Each speaker encouraged audience members to grow together as a community to support the people in the Sacrifice Zone: in thinking of only our own locales, they pointed out, we leave each other weaker and more vulnerable to water, air, soil and human health poisoning. These things know no political boundaries such as town, county and state demarcation lines.
Fracking companies are withdrawing millions of gallons of water from this water-rich area, transporting it by night trains that have been waking up residents and their children. The issue has become extremely important to the local residents — and to anyone who can remember the last time they missed out on a good night’s sleep, their concern makes a lot of sense.
However, it could get worse.
“The saddest thing,” Finneran said, “is this: If my conjecture that all of this increase in industrial activity is in preparation for fracking the land of Painted Post — a land that was selected to possibly be a place for the Statue of Liberty — is in any way right, the noise of the train’s whistles and bells will be nothing compared to the drills going bump in the night, the trucks revving through town 24/7, and the gas-flaring jet-engine noise.”

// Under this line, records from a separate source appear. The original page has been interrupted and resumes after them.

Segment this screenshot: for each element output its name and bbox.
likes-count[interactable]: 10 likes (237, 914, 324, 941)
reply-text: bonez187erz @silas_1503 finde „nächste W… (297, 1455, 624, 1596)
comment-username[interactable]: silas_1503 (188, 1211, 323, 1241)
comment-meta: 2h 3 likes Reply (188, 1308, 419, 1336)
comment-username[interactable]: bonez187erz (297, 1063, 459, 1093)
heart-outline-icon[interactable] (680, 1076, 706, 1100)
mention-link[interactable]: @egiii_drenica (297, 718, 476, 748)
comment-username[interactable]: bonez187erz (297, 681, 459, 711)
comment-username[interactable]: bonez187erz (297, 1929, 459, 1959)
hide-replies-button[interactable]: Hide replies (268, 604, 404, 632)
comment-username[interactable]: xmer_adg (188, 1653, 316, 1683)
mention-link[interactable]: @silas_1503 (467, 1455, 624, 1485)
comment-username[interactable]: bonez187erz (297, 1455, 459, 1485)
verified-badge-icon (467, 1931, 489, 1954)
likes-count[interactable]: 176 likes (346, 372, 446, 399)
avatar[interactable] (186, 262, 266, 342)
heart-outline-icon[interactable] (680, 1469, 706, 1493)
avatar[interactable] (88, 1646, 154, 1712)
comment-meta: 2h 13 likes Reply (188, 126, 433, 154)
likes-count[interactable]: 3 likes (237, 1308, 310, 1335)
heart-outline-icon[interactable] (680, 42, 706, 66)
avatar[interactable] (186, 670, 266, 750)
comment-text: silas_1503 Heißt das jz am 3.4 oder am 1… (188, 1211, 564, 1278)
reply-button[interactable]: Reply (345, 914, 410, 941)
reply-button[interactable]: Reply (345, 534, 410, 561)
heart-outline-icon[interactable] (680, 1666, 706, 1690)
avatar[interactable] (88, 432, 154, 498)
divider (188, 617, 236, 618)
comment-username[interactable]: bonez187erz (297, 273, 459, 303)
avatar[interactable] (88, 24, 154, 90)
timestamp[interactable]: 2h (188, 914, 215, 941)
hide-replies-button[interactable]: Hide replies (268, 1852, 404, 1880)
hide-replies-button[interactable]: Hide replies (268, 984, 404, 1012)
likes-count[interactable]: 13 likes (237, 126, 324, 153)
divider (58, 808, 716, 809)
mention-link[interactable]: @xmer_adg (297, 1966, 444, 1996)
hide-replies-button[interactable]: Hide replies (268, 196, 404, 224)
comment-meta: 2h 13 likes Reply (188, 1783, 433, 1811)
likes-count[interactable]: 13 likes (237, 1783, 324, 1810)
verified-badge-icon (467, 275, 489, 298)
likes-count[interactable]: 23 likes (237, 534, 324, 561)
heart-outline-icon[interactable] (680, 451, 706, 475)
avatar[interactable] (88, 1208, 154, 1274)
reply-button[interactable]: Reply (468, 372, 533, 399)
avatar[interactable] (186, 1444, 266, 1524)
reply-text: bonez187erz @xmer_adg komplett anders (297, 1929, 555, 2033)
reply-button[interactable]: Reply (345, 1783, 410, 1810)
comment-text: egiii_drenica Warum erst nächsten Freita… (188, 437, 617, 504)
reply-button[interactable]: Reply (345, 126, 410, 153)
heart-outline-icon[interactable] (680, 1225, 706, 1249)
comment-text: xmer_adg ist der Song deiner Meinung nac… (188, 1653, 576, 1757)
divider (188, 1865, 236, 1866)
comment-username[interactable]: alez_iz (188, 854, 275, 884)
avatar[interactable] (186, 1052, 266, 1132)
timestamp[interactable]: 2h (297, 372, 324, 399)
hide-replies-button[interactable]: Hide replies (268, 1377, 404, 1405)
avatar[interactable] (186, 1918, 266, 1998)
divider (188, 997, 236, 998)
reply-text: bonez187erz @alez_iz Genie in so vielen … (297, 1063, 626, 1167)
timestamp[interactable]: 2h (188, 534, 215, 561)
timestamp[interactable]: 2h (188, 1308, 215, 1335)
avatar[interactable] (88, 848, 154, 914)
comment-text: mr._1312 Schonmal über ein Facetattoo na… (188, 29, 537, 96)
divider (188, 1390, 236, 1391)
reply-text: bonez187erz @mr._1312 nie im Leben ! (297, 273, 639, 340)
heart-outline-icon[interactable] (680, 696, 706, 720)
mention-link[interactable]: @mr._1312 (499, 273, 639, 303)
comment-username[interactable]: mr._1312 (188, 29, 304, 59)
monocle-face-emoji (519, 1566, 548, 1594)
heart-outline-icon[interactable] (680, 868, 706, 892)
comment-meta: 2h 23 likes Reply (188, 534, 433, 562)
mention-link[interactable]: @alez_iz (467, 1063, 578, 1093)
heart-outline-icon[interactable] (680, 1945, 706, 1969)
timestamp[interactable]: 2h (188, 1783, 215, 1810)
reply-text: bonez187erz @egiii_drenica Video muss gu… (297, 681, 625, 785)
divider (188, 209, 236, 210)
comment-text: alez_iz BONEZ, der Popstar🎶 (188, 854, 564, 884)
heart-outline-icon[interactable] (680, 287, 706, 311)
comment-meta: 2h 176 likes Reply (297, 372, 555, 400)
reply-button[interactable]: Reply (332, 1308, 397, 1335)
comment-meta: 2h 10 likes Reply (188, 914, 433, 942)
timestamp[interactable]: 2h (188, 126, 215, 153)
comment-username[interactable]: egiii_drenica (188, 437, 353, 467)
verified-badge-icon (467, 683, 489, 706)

Other themes that came up frequently were those of safety and jobs, two topics that speak to both opponents and proponents of fracking. There were two pro-frackers in the audience, who seemed fairly unswayed throughout most of the day; however, Steingraber made a direct appeal to them and the rest of the audience.
“Whether you are for fracking or against it, I love all of you. I love my children. I want jobs for all of us and for all of your children … [jobs] that don’t kill them and don’t destroy their lives.”
After the rally, around 100 people participated in a march through the town’s commercial district, following the path of the night trains. Leading the group were horn players who played rousing songs to accompany us.. They also had smaller hand instruments that were easy to play for novices, so each of us from the club took a shot at playing the tambourine and small drum. Meredith had so much fun doing this that by the end of the trip, she was looking up the prices for tambourines online.
As we walked, we were shocked by the path of the railroad tracks. They were literally right across from houses yards away — and as we passed by, many children came out to check out the music. It literally shocked my fellow club members and me that the train routes were so close to these houses, and to imagine what these families must go through when they are awakened several times throughout each night.
Although this wasn’t the biggest rally some of us have ever been to, it was still a very inspiring experience for all of us. The freshmen seemed as eager as we are for our next meeting and rally, and I finished the trip feeling as if my participation in the day might have helped the community. A worthwhile way to spend a Saturday afternoon.